Taking Van Life Back to “Real Life”

While for some, van life is an open-ended adventure, for me it always had a time limit.

From the moment I moved into my van I knew that journey would end and I would return to working full-time, having a stationary home, and taking semi-regular showers … aka, real life.

As that time rushes towards me (with shocking speed) I have begun to consider,

What truly makes the van life so idyllic?

Is there a way to capture some of that and bring it with me back to my new reality?

Some things are glaringly obvious such as not working, having no constraints on my time, and climbing in new, exciting places. While these are the main ingredients people first think of to explain why the van life is so appealing, I have become convinced that much of what makes van life wonderful is more nuanced and capable of being pursued in everyday life.

4 lessons to apply in the transition from van life to real life

1. Build a community

For many people over the age of 25, it seems that social circles start to shrink.

Sure you have your old college friends that you see once a month for drinks and that colleague that is less annoying than the rest with whom you commiserate. But other than a romantic partner, it seems that our everyday routine becomes isolated.

In stark contrast, many legs of my journey have been ripe with community living, most notably in the Red River Gorge and El Potrero Chico. In both of these places, I found myself sharing the space, way of life, and daily routine as an entire community.

As with any community, you are close to some, casual with others, and there might be a few people you’d be happy to never see again. Yet still, there is something comforting about knowing everyone around you, cooking dinner together, and sharing the same highs and lows. This sense of shared living and shared understanding is a powerful force that seems to be missing for most people. Often we don’t even know the names of the people that live right next door!

2. Enjoy the small stuff

It is easy, no matter where in life you are, to get caught up in the day to day shuffle.

After living in the van for a while, I began to find myself taking the time to enjoy the little things that I had somehow lost track of. Since living the van life, I have watched more sunsets and shooting stars, laughed more at my dog’s antics, taken the road less traveled, and just genuinely enjoyed daily life in a way that I had been missing … Also, when your food budget and cooking utensils are limited, you learn to really appreciate a nice cookie.

While it is certainly easier to take the time and effort to find joy when you have fewer constraints on your time, I think that appreciating the small things is an attitude that can be cultivated by anyone in any circumstances.

3. Climb everything

Before living the van life I had a pretty regimented approach to climbing. I was a sport climber and when I got to go outside I was going to climb single pitch sport and I was going to climb at my limit. I was that annoying person in the group that was up at the crack of dawn glaring at everyone as they drank their coffee because we needed to go now.
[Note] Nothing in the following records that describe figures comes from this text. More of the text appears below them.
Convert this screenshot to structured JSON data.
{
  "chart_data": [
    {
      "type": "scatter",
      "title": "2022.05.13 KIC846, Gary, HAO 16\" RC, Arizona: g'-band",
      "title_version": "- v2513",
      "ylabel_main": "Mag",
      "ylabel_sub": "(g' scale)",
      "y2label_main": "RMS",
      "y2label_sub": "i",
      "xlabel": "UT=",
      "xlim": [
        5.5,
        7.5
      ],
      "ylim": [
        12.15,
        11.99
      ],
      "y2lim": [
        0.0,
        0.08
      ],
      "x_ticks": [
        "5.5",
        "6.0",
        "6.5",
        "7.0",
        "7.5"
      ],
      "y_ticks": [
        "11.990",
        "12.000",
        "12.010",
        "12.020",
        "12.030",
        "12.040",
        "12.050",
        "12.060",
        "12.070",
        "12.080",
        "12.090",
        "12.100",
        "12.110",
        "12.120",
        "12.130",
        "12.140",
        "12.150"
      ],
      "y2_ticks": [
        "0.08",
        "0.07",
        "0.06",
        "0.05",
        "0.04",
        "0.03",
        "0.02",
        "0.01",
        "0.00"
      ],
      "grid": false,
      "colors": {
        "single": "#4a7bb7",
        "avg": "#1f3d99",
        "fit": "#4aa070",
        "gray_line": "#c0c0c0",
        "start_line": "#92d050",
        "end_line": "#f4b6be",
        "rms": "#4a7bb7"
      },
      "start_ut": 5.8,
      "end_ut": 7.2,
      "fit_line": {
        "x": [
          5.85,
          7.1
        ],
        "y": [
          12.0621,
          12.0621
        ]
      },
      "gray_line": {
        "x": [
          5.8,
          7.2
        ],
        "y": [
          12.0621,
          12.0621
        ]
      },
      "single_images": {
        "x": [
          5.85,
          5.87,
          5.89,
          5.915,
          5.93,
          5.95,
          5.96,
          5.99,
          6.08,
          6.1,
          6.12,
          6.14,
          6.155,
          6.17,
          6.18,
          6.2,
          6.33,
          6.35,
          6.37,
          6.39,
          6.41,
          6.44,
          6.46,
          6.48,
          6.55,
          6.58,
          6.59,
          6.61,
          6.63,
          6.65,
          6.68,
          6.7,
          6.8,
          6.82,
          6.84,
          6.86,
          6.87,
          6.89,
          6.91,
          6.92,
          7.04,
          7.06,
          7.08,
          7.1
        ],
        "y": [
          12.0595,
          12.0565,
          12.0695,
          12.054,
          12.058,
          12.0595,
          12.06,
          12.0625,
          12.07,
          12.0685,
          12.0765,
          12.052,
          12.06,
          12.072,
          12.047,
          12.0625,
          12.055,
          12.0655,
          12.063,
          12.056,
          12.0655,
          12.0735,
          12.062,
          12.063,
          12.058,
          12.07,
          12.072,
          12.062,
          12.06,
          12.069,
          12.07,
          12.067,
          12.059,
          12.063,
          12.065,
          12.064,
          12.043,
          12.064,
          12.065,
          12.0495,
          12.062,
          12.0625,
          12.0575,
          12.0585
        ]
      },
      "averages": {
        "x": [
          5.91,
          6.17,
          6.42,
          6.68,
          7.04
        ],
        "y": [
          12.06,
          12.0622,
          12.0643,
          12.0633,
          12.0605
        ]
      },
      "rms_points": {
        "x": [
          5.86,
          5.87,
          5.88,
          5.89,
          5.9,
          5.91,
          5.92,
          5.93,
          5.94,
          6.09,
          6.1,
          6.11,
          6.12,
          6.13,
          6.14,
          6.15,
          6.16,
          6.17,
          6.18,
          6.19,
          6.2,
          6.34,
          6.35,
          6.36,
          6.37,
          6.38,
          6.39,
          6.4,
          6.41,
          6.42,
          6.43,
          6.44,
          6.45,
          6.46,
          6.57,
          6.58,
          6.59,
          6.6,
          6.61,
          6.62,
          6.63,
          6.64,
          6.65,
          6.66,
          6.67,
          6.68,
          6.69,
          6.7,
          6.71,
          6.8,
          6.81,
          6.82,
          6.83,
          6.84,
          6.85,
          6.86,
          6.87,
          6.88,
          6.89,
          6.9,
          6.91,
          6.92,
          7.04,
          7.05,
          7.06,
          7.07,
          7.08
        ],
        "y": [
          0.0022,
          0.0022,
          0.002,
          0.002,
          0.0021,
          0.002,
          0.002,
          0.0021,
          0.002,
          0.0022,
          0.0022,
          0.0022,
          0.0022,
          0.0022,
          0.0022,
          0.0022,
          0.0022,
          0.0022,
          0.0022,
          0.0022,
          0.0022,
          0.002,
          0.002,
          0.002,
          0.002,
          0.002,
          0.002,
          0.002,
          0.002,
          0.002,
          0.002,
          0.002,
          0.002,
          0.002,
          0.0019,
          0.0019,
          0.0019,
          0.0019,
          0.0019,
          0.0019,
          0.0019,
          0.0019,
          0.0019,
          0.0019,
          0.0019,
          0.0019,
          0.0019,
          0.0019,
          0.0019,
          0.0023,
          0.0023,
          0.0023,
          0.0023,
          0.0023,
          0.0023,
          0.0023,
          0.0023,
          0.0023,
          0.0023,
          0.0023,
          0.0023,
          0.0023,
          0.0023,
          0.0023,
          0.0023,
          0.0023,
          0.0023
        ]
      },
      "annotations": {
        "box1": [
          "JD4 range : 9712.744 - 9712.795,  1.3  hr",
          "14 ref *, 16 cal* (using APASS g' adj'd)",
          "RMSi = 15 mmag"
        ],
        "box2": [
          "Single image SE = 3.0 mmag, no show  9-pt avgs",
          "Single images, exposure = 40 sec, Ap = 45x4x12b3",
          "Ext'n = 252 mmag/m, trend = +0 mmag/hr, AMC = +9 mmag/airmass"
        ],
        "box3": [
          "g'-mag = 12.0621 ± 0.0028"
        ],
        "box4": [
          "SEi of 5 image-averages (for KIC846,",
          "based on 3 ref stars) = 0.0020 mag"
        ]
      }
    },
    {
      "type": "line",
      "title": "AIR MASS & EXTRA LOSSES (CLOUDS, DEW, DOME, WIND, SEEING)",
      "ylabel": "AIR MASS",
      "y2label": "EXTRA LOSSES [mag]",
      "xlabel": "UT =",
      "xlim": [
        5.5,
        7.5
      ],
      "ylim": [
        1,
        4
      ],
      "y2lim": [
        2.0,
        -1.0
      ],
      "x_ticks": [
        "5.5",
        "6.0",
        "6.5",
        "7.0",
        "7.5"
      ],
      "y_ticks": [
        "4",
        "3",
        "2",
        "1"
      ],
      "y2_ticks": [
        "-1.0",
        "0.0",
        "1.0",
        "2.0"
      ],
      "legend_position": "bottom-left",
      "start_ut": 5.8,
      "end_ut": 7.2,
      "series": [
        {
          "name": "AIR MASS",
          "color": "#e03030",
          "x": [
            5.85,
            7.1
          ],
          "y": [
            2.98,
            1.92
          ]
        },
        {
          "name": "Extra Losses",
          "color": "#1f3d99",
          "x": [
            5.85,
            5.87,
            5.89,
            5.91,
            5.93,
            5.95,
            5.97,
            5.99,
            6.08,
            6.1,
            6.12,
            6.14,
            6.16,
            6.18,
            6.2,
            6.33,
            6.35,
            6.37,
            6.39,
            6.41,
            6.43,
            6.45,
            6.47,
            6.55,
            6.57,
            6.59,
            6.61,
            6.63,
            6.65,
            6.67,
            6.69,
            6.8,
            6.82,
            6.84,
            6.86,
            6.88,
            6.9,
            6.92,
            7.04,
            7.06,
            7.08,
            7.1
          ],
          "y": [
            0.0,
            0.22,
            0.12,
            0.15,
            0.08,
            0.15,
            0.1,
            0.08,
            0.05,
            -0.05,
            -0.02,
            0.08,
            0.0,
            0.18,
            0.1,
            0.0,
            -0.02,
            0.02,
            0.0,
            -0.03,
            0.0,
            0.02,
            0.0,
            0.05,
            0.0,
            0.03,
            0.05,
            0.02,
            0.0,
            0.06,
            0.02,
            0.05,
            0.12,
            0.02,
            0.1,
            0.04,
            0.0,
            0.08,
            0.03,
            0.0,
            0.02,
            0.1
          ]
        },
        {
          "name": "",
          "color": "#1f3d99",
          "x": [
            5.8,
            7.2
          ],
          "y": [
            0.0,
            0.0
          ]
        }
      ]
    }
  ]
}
I wanted to capitalize on my time, but upon reflection, I am not sure I was always capitalizing on my fun.

Now I have found myself doing long easy multi-pitch routes, trad climbing, enjoying and exploring new areas without even knowing or caring about the grades, and even (gasp!) bouldering.

I still sometimes get excited and invested in a route that I want to project, but I have learned to appreciate a wider variety.  Not only that, but I have relaxed and allowed myself to enjoy climbing even when I am not going full throttle. I want to keep this mentality. I want to climb for the rest of my life and I want to enjoy all parts of climbing, not just the physicality but the adventure, friendships, and beauty.

4. People are generally kind, wonderful, and interesting; you should talk to them

Leaving Seneca Rocks my van broke down in the Alleghany Mountain Range, an area with no towns or cell service for miles around. A wonderful woman picked me up on the side of the road and drove me into the nearest town to find a landline and call for a tow. She was a nurse and traveled to rural areas to help set up their community health centers.

The nearest town had only one business open. The woman who owned it helped me call for a tow from the next town over and sat with me for two hours after the store closed so that I wouldn’t have to wait alone. She used to live in Pennsylvania but sold everything to fulfill her dream of living in a small town and being a business owner.

Another time, in Arizona, my husband and I stayed with two women living on a small homestead. They had grown up in extremely conservative households and been through many struggles to find a way to be true to themselves. They welcomed us into their home and fed us lasagna, whiskey, chocolate chip cookies, and stories around a campfire.

I wouldn’t say that I am naturally extroverted; in fact, sometimes I struggle to connect with people I don’t know. However,

when you are living on the road it forces you to open up and connect with other people.

In everyday life, it is easy to only give your time to the established relationships around you and forget that there are another six billion people out there with their own unique stories and kind hearts. Make an effort to meet them.

So what to do with all these musings?

I would like to say that I will return to “real life” with a zen-like attitude that will allow me to live these principles daily, but the reality is that I will probably get busy, stressed, and turtle into my social circles at least sometimes. But, now I am aware and I have experienced a different way of life.

I want to try to build a community, I want to continue to appreciate a sunset or a really delicious cookie, I am going to buy a crash pad, and I want to show kindness to strangers like others have shown to me on the road.